North Bay has welcomed its first waterfront hotel to the city.
On June 29, Homewood Suites by Hilton opened a six-storey, 100-room hotel in North Bay’s downtown core. Built by Vrancor Group, it’s the first new hotel in the city in eight years, and the first to be built following the introduction of the city’s waterfront redevelopment plan last year.
“I think the city really needs something like this,” said Carrie Delongchamp, Homewood Suites’ manager.
Homewood bills itself as an all-suites hotel with a focus on extended stays of 30 days or more.
The pet-friendly hotel offers suites with defined sleeping and living areas, a desk, and pod coffeemakers. Daily hot breakfasts are complimentary, and Mondays through Thursdays the hotel puts on an evening social, where finger foods are served in the main-floor lounge area.
Standard in each suite is a kitchenette with a full-sized fridge, microwave, two-burner induction cook-stop stove, and a dishwasher, and a complimentary personalized grocery shopping service is available as well.
Other features include complimentary Wi-Fi, guest laundry services, a 24-hour business centre, and a fitness centre.
Whether a guest is visiting North Bay for business, or is permanently relocating to the city, Homewood can make their stay a pleasant one, Delongchamp said.
“When you think about it, when you’re staying that long and you’re in a hotel room…it’s more comfortable to stay where you can cook for yourself,” she said. “No matter what you’re travelling to the area for, we have it here.”
For the business crowd, the hotel also has two meeting rooms and an outdoor patio available for use. The smaller room is ideal for intimate business gatherings, while the larger space, which can be divided into two separate rooms, is designed for dinners or larger presentations. The capacity varies.
“It depends on the room style,” Delongchamp said. “For the entire room, the capacity is 88, but if you’re having a banquet-style event, we can fit about 50 people.”
There has been talk of further development adjacent to the hotel — a restaurant and a coffee shop are among the rumoured developments — but those ventures would be leased out independently and aren’t connected to the hotel, Delongchamp emphasized.
Karen McQuade, Vrancor’s regional director of sales and marketing, said the company chose North Bay for its most recent development based on the positive performance of its other North Bay property, the Hampton Inn, which was built eight years ago on McKeown Avenue in the city's north end.

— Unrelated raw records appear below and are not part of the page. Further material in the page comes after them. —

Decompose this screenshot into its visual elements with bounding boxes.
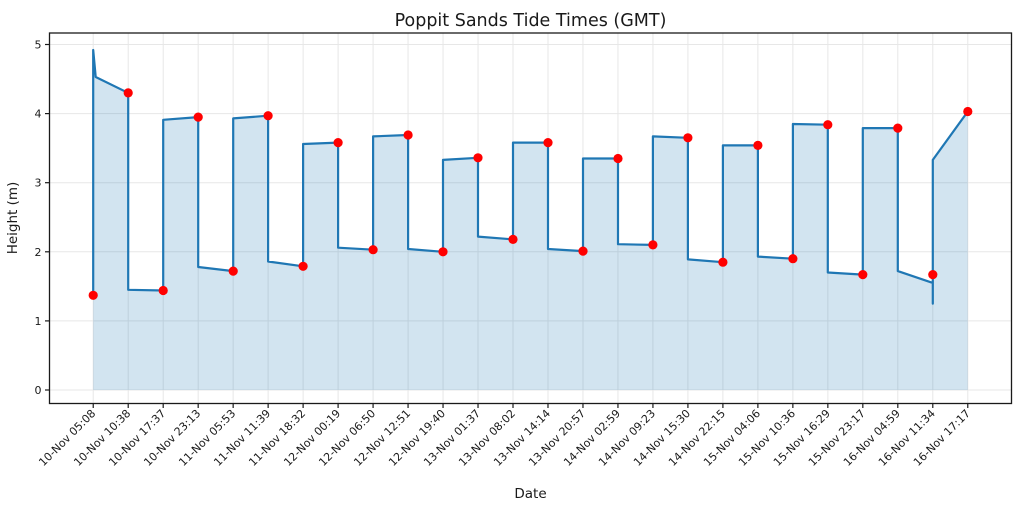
- y-tick-label: 0: [35, 384, 42, 397]
- tide-point: [963, 106, 973, 117]
- tide-point: [193, 112, 203, 122]
- tide-point: [473, 153, 483, 163]
- tide-point: [438, 247, 448, 257]
- tide-point: [858, 270, 868, 280]
- y-axis-label: Height (m): [5, 182, 21, 255]
- chart-title: Poppit Sands Tide Times (GMT): [395, 11, 667, 31]
- tide-point: [403, 130, 413, 140]
- y-tick-label: 5: [35, 39, 42, 52]
- tide-point: [718, 257, 728, 267]
- tide-point: [543, 138, 553, 148]
- tide-point: [123, 88, 133, 98]
- tide-area: [93, 50, 968, 390]
- plot-border: [48, 32, 1013, 405]
- y-tick-label: 4: [35, 108, 42, 121]
- tide-point: [788, 254, 798, 264]
- tide-point: [683, 133, 693, 143]
- y-tick-label: 3: [35, 177, 42, 190]
- tide-point: [753, 140, 763, 150]
- tide-point: [823, 120, 833, 130]
- tide-point: [263, 111, 273, 121]
- tide-point: [88, 290, 98, 300]
- tide-point: [928, 270, 938, 280]
- tide-point: [368, 245, 378, 255]
- y-tick-label: 1: [35, 315, 42, 328]
- y-axis: 0 1 2 3 4 5: [35, 39, 50, 397]
- tide-point: [158, 285, 168, 296]
- tide-markers: [88, 88, 973, 300]
- x-axis-label: Date: [514, 486, 546, 502]
- tide-point: [613, 153, 623, 164]
- tide-point: [508, 234, 518, 244]
- tide-point: [893, 123, 903, 133]
- tide-point: [648, 240, 658, 250]
- tide-line: [92, 48, 969, 305]
- tide-point: [228, 266, 238, 276]
- y-tick-label: 2: [35, 246, 42, 259]
- tide-point: [578, 246, 588, 256]
- tide-point: [333, 138, 343, 148]
- tide-point: [298, 261, 308, 271]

“That hotel has performed at the top of the North Bay market,” McQuade said. “It is number one, both in occupancy and revenue per available room. It has just performed so well.”
Rather than follow a “cookie cutter” approach to design, the new Homewood Suites was styled with a colour palette and décor that reflects the city, she added. That includes paint hues and artwork that are inspired by nature and the Northern Ontario landscape.
McQuade said Vrancor is happy to be part of North Bay’s ongoing growth and expansion of its waterfront and downtown core. Once a hotel launches in a community, it often becomes a “lightning rod” for additional development and prosperity, and Vrancor is proud to be at the start of that growth, she added.
“We invest into markets that we are passionate about and feel strongly about, and we see how those investments are performing, and we are only too happy to be part of the next wave of development,” she said.
“We look around and we don’t mind that there’s a lot of things to come. We’re happy to be at the start of the wave.”
This marks the 25th hotel built by Vrancor, which focuses its work exclusively in Ontario.
In the North, its other properties include two more Hampton Inns in Timmins and Sudbury; the Homewood Suites in Sudbury; and the Holiday Inn Express in Timmins.
As with other Hilton properties, guests enrolled in the Hilton Honors program can collect reward points for staying at North Bay Homewood Suites. Starting in September, guests will also be able to use Digital Key, an app-enabled function that allows guests to use their smartphone to unlock the doors to their rooms.
But for all the bells and whistles offered while staying at the property, Delongchamp said excellent customer service is Homewood’s signature asset.
“It’s service that keeps people coming back, and that’s our focus,” she said. “I’ve got an excellent team who is going to deliver on that.”